By default, the builder’s name is the name of the interface with the suffix “Builder”, and it resides in the same package. You can also use a custom name with builderName()
.
The interface should define one or more DaoFactory
methods.
Now I am going to implement one class that will implement a method to put AccessLog
object into Cassandra DB.
public interface AccessLogService extends Closeable {
void save(AccessLog log);
}
public class AccessLogCassandraServiceImpl implements AccessLogService {
private final CqlSession session = CqlSession.builder().build();
private final AccessLogMapper accessLogMapper = new AccessLogMapperBuilder(session).build();
private final AccessLogDao dao = accessLogMapper.accessLogDao(CqlIdentifier.fromCql("accesslogdb"));
public AccessLogCassandraServiceImpl() {
}
@Override
public void save(AccessLog log){
this.dao.save(log);
}
@Override
public void close() throws IOException {
this.session.close();
}
}
The above class will be used to create a Cassandra session and Dao object, which will be used to perform DB operations.
CqlSession.builder().build()
will fetch all information from application.conf
file, which should be on the program classpath. In this project, I put this file in the resources folder.
application.conf
file has the following info, you can provide additional required info in this file. contact-points has all nodes IP addresses.
datastax-java-driver {
basic {
contact-points = [ "192.168.1.22:9042", "192.168.1.23:9042" ]
load-balancing-policy.local-datacenter = dc1
}
}
You can also provide these information code directly.
CqlSession session = CqlSession.builder()
.addContactPoint(new InetSocketAddress("192.168.1.22", 9042))
.addContactPoint(new InetSocketAddress("192.168.1.23", 9042))
.withLocalDatacenter("dc1")
.build();
Log Processor class to parse files using concurrent task and store in Cassandra DB.

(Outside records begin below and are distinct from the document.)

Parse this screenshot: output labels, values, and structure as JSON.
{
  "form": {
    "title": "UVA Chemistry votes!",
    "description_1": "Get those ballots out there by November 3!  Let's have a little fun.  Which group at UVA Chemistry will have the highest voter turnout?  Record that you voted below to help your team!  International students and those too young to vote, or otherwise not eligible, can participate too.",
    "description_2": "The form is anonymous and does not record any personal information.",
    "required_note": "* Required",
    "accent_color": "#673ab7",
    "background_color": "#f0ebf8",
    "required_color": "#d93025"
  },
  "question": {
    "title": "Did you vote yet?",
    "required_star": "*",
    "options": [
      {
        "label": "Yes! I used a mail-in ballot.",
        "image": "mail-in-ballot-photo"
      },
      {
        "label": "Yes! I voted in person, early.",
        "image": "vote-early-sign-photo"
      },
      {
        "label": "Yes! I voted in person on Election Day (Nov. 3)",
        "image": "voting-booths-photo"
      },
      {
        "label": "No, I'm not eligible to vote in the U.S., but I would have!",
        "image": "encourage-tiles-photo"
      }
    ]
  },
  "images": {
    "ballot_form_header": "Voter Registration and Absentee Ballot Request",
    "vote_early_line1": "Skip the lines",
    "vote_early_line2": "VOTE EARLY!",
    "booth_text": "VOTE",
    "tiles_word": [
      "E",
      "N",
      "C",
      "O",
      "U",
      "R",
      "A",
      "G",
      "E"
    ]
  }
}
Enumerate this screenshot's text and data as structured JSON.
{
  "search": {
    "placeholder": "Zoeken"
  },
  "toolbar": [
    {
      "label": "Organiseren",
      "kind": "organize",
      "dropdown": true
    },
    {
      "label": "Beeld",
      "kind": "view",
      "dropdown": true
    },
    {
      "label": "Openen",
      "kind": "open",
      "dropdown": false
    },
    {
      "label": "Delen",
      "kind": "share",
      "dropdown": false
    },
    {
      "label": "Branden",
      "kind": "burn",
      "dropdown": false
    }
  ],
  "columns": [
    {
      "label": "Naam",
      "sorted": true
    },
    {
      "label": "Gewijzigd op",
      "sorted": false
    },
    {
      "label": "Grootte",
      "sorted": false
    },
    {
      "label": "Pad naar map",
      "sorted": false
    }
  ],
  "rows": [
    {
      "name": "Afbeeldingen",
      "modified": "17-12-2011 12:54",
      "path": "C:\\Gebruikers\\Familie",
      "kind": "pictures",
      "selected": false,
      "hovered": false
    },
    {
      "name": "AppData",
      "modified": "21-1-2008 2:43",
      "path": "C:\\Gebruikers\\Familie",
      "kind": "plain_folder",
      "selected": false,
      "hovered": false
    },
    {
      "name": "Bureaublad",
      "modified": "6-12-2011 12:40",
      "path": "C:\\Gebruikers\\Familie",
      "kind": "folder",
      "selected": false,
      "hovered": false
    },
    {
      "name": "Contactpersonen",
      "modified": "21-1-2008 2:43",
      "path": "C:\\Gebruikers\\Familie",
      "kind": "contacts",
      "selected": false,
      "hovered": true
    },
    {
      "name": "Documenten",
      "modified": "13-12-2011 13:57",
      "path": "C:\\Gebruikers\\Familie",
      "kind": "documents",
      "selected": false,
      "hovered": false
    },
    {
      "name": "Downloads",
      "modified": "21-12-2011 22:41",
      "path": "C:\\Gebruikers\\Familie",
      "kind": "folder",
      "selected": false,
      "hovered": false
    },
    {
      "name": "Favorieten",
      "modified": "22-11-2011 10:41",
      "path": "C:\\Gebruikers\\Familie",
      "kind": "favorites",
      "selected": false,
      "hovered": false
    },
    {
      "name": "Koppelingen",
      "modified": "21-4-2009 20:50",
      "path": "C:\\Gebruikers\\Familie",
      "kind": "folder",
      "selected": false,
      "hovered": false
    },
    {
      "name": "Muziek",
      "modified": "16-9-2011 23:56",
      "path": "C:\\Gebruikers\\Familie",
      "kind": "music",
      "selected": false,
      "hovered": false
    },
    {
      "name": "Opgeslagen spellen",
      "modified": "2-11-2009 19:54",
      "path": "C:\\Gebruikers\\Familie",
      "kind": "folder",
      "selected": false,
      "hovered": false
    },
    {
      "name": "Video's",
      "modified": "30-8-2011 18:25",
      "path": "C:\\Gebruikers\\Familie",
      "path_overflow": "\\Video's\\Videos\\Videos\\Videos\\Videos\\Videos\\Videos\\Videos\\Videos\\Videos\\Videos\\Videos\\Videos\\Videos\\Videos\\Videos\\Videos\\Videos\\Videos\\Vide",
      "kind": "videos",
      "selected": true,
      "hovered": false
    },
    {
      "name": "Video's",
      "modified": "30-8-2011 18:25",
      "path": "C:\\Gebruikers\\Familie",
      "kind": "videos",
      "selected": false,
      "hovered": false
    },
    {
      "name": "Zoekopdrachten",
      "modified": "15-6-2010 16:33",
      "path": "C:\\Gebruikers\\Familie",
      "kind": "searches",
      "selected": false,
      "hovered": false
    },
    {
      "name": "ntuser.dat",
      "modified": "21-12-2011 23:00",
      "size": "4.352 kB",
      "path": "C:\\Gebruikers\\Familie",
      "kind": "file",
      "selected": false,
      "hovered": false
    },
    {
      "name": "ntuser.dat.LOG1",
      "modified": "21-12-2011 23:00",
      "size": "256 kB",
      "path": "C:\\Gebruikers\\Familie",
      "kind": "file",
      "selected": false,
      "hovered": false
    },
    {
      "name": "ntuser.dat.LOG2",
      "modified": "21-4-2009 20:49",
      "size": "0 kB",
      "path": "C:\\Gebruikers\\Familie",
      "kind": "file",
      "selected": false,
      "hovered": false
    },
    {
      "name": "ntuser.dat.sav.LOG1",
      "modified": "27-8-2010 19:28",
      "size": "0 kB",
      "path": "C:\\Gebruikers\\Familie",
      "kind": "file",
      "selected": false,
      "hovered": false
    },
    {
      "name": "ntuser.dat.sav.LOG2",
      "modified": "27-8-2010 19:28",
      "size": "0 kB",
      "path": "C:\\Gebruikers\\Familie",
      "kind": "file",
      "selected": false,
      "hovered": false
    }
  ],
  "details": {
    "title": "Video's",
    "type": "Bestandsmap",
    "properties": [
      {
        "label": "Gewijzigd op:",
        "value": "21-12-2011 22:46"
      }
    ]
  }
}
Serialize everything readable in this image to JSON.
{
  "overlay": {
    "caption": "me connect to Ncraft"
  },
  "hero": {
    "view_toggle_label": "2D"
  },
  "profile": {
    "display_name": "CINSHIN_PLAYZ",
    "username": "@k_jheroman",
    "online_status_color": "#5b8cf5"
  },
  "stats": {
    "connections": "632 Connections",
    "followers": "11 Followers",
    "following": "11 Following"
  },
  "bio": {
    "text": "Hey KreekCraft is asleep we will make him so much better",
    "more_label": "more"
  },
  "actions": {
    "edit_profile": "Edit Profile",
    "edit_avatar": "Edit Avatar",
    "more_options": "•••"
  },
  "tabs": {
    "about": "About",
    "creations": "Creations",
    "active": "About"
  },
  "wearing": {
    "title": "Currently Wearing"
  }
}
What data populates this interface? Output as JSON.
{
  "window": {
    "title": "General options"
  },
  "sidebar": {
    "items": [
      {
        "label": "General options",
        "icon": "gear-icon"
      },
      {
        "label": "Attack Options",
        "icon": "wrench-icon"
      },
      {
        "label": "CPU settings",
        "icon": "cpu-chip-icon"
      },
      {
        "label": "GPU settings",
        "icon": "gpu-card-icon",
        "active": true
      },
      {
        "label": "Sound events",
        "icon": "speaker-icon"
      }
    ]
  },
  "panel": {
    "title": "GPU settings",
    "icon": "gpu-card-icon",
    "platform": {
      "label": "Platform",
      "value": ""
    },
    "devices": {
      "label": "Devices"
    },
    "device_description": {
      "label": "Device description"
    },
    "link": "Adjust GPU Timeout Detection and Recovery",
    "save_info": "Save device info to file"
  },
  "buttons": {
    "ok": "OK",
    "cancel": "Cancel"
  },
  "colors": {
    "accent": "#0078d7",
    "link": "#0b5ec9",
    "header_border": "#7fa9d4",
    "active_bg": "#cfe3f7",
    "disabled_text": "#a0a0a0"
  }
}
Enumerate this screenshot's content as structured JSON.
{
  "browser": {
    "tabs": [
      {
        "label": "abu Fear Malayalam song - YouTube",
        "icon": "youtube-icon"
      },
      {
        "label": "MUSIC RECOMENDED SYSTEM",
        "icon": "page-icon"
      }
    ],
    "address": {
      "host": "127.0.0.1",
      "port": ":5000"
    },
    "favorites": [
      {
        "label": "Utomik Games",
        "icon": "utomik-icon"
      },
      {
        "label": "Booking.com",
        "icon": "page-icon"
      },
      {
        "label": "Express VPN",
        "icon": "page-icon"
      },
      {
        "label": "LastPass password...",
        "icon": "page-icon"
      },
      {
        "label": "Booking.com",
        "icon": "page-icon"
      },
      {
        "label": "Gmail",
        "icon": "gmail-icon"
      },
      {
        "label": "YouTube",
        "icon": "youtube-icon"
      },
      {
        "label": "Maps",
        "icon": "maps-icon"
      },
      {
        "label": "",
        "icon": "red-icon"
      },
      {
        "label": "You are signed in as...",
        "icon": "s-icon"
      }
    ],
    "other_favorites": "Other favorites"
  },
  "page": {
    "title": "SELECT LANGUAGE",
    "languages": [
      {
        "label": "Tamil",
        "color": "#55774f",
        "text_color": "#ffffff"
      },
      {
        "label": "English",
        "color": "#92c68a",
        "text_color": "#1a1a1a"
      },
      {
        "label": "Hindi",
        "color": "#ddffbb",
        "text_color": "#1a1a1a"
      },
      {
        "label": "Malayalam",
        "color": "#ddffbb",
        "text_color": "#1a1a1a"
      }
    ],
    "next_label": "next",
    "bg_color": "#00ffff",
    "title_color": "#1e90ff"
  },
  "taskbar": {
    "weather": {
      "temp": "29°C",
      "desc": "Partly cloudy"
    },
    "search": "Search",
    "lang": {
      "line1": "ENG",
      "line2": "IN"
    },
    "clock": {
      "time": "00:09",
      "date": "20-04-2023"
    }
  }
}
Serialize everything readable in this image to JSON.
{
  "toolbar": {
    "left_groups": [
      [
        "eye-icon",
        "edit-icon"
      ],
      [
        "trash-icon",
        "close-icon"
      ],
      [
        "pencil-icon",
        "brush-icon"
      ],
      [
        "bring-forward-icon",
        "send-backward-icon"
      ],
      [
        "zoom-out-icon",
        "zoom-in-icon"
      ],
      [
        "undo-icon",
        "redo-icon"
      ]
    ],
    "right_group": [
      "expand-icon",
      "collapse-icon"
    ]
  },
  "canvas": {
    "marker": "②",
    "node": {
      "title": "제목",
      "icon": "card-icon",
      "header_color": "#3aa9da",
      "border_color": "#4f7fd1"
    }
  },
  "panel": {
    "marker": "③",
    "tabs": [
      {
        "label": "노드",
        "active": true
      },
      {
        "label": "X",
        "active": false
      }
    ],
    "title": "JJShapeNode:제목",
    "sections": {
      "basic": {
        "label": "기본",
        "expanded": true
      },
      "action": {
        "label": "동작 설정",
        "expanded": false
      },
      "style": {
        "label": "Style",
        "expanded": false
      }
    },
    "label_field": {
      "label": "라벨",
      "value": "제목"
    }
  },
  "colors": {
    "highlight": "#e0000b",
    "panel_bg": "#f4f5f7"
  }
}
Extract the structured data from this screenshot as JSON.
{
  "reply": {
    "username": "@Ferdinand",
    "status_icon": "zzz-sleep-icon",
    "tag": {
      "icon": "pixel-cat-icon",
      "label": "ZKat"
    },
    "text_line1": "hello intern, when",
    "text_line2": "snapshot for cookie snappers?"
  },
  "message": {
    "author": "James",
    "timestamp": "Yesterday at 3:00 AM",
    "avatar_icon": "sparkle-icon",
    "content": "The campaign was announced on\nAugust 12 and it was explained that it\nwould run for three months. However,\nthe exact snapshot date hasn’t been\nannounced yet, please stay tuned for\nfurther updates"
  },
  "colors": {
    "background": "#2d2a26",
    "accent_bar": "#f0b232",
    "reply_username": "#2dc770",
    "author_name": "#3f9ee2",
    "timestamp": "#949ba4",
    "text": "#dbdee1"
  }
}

public interface AccessLogProcessorService {
void process();
}
public class FileAccessLogProcessorServiceImpl implements AccessLogProcessorService {
private final ExecutorService executorService;
private final List<Path> files;
private DateTimeFormatter dateTimeFormatter = DateTimeFormatter.ofPattern("dd/MMM/yyyy:HH:mm:ss");
public FileAccessLogProcessorServiceImpl( List<Path> files, int noOfThreads) {
this.files = files;
this.executorService = Executors.newFixedThreadPool(noOfThreads);
}
@Override
public void process() {
Collection<Future<?>> futures = new LinkedList<>();
for (Path file : this.files) {
ProcessTask processTask = new ProcessTask(file, new AccessLogCassandraServiceImpl());
futures.add(this.executorService.submit(processTask));
}
//Wait to complete all concurrent task.
int i =0;
for (Future<?> future : futures) {
try {
future.get();
System.out.println("file complete "+ i++);
} catch (InterruptedException e) {
throw new RuntimeException(e);
} catch (ExecutionException e) {
throw new RuntimeException(e);
}
}
this.executorService.shutdownNow();
}
class ProcessTask implements Callable<Boolean> {
final Path file;
final AccessLogService accessLogService;
ProcessTask(final Path file, final AccessLogService accessLogService) {
this.file = file;
this.accessLogService = accessLogService;
}
@Override
public Boolean call() throws Exception {
File file = this.file.toFile();
LineIterator it = FileUtils.lineIterator(file, "UTF-8");
try {
while (it.hasNext()) {
String line = it.nextLine();
AccessLog log = new AccessLog();
String[] parts = line.split(" - - \\[");
if (parts.length == 2) {
log.setIp(parts[0]);
} else {
this.logError(line);
continue;
}
parts = parts[1].split(" \\+0000\\] \"");
if (parts.length == 2) {
LocalDateTime ldt = LocalDateTime.parse(parts[0], dateTimeFormatter);
log.setTime(ldt.toInstant(ZoneOffset.UTC));
} else {
this.logError(line);
continue;
}
// Parse method
parts = parts[1].split(" \\/");
if (parts.length == 2) {
log.setMethod(parts[0]);
} else {
this.logError(line);
continue;
}
parts = parts[1].split("\"" );
if (parts.length == 5) {
log.setUrl("/"+parts[0]);
log.setReferral(parts[2]);
log.setClient(parts[4]);
} else {
this.logError(line);
continue;
}
parts = parts[1].trim().split(" ");
if(parts.length == 2) {
log.setStatus(Integer.parseInt(parts[0]));
log.setLength(Long.parseLong(parts[1]));
}else{
this.logError(line);
continue;
}
this.accessLogService.save(log);
}
} finally {
it.close();
this.accessLogService.close();
}
return true;
}
private void logError(String line) {
System.out.println("Unable to parse line");
System.out.println(line);
}
}
}
In the above class, I am making one executable task for each file and one Cassandra service instance which has a Cassandra session to save long into DB.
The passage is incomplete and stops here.